Anyway, I got a ton more information on John Ricklefs' early criminal career, just fascinating stuff, but also info and clues to help point me in another direction for finding out even more info to fill in the blanks and round out the picture. I knew, in addition to spending time in the New York House of Refuge, Elmira Reformatory, and Sing Sing, he had also spent time in Clinton Correctional Facility in upstate Dannemora; in New Jersey State Prison, from which he escaped; a Connecticut prison, from which he escaped; and prison in Massachusetts. These new documents the NY State Archives sent me included various case histories on John, which told me WHY he was sent to prison in NJ and CT (burglary, of course), the dates of his arrests and incarcerations; the prison names; his prisoner number; all useful information I can now use to take this path onto the next one. Now that the New York State Archives have been so helpful and proven so fruitful, it's time to see where these other states keep their historical prison records, and find out how I can get my hands on them.

It's all about connecting the dots...the journey doesn't end. When one path ends, another usually begins. Don't be afraid to take it!

Wednesday, August 10, 2011

In the midst of a busy summer, although not genealogy-wise...

Hopefully y'all have been too busy with your summer vacations to notice that I've been too busy with my summer vacation to write! There hasn't been a lot going on on the genealogy front for me lately and on top of that, I was away in Mexico for a wedding and there have been a lot of little day trips and busy weekends and now I have birthday planning to do! I think I'm going to need a vacation from my summer! :)
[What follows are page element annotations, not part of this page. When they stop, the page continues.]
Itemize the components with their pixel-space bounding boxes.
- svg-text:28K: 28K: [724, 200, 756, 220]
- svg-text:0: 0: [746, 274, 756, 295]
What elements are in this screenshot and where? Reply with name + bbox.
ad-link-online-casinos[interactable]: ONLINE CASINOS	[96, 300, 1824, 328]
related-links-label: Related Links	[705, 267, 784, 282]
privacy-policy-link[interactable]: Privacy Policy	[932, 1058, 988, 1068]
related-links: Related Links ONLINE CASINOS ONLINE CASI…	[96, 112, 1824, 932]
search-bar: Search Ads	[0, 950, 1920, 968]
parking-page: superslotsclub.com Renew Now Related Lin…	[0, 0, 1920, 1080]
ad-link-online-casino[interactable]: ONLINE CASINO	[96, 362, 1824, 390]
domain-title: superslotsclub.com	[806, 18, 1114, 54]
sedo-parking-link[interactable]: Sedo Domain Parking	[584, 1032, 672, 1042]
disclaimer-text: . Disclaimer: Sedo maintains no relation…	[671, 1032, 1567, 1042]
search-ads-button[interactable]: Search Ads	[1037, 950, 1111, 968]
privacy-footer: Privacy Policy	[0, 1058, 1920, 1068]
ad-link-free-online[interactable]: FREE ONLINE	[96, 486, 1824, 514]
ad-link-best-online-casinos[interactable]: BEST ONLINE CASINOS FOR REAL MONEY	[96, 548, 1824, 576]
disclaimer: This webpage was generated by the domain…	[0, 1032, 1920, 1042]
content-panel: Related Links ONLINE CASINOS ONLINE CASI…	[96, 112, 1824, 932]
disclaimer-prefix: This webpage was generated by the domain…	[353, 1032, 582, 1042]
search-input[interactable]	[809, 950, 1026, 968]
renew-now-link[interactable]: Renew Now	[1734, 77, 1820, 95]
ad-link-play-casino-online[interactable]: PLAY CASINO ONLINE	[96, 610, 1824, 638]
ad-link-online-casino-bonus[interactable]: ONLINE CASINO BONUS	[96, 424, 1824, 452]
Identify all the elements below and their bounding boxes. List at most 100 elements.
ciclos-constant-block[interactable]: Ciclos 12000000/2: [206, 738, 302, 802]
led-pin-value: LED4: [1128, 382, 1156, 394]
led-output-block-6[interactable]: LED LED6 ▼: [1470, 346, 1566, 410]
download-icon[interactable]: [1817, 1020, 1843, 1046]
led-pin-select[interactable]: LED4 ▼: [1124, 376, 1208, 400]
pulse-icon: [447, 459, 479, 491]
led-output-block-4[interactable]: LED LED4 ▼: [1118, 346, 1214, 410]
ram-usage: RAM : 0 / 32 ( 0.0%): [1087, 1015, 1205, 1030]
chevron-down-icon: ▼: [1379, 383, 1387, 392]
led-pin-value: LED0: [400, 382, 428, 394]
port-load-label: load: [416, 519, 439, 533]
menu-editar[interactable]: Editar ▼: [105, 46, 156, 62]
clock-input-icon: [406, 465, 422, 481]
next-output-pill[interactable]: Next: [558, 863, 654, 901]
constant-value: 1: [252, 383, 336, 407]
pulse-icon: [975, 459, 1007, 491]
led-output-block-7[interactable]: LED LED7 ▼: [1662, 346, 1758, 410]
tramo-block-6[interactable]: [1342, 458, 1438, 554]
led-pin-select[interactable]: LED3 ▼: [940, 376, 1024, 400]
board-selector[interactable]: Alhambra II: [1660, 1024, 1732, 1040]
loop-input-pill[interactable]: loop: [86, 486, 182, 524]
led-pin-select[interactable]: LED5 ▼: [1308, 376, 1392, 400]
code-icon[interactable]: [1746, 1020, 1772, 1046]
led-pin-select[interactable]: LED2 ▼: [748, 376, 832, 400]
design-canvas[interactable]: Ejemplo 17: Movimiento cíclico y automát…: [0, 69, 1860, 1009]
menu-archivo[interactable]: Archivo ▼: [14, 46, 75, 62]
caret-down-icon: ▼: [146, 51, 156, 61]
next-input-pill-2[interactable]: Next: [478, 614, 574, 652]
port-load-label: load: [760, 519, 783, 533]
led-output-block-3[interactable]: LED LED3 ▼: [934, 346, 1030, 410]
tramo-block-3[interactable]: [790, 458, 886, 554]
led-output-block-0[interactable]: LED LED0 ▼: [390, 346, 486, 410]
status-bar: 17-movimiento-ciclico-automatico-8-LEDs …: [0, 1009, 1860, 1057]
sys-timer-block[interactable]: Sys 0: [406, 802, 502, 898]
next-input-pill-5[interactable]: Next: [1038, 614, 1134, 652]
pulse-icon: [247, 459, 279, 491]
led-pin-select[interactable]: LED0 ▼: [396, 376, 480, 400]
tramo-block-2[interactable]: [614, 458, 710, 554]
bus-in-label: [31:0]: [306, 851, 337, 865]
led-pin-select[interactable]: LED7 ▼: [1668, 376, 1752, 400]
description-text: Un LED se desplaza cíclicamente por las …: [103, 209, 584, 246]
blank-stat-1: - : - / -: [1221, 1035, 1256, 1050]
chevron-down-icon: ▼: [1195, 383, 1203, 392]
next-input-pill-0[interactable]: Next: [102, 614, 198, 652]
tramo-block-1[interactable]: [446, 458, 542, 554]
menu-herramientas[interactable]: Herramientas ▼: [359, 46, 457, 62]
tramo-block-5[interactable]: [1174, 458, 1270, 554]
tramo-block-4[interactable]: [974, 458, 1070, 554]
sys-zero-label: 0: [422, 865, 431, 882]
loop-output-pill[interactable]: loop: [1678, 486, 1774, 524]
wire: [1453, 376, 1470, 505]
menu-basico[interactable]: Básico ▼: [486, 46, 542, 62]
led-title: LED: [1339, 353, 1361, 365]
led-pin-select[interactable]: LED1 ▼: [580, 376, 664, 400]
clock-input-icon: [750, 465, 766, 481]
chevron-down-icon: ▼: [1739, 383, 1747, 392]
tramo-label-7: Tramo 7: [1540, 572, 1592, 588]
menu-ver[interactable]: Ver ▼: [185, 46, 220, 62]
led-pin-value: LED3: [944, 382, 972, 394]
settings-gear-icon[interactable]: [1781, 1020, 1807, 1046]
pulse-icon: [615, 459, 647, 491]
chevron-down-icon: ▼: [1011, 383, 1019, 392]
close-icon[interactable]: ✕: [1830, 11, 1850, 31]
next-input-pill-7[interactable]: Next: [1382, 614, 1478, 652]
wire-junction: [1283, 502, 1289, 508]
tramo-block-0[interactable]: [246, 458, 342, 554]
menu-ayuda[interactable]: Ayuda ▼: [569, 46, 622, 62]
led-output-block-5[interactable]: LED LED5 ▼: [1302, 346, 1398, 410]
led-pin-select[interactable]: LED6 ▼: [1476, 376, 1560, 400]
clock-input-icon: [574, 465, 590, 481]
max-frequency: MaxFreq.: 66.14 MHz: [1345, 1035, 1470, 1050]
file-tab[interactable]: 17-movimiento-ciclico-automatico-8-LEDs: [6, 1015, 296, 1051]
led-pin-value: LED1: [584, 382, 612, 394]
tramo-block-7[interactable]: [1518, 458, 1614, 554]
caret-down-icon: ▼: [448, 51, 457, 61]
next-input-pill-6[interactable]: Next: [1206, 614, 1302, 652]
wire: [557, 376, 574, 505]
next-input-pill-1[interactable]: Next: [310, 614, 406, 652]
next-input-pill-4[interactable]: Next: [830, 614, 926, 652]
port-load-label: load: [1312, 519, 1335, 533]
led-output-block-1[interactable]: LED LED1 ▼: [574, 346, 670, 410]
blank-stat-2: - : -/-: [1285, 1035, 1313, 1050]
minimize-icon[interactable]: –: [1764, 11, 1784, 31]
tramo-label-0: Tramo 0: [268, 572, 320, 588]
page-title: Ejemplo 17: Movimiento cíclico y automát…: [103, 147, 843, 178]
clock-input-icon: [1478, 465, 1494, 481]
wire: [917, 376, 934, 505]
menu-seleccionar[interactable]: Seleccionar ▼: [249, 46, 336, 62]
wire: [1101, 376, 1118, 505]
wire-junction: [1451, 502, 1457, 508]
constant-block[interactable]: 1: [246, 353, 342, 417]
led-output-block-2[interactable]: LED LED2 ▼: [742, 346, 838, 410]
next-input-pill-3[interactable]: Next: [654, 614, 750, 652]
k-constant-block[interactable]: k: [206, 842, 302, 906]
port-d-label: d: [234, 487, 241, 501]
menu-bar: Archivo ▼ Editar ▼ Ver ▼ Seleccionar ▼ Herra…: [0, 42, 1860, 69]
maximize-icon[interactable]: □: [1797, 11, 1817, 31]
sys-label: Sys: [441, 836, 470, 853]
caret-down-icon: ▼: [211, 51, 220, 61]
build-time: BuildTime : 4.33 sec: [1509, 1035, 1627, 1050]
I really don't have much to add right now either but wanted to drop everyone a line just to say hi and to hope your genealogy research has been more productive lately than mine! I have much more to look at regarding the Ricklefs-Tiedemann Germany lines, which hopefully I'll get to once September rolls around. I've also, as I always do, jumped around back to my Raynor line - since reading Russell Shorto's "The Island at the Center of the World," I'm determined to look more closely at both my English and Dutch colonial ancestry to see how they connect to the events Shorto talks about in his book (or, if they don't connect, just finding the contemporaries of those New Amsterdam settlers and seeing what was going on in their lives). I also have an extra day off on Monday coming up and if it rains, I'm contemplating a trip into Manhattan to visit the Municipal Archives. It's been too long since I've been there and I have a couple of records I think I'll have better luck finding if I do my own search instead of relying on archive staff (if it's your tree and your research, you know what spelling variations or name variations to look for much better than an employee or volunteer with no vested interest in your personal tree would). If I get there, I'll let you know how it goes!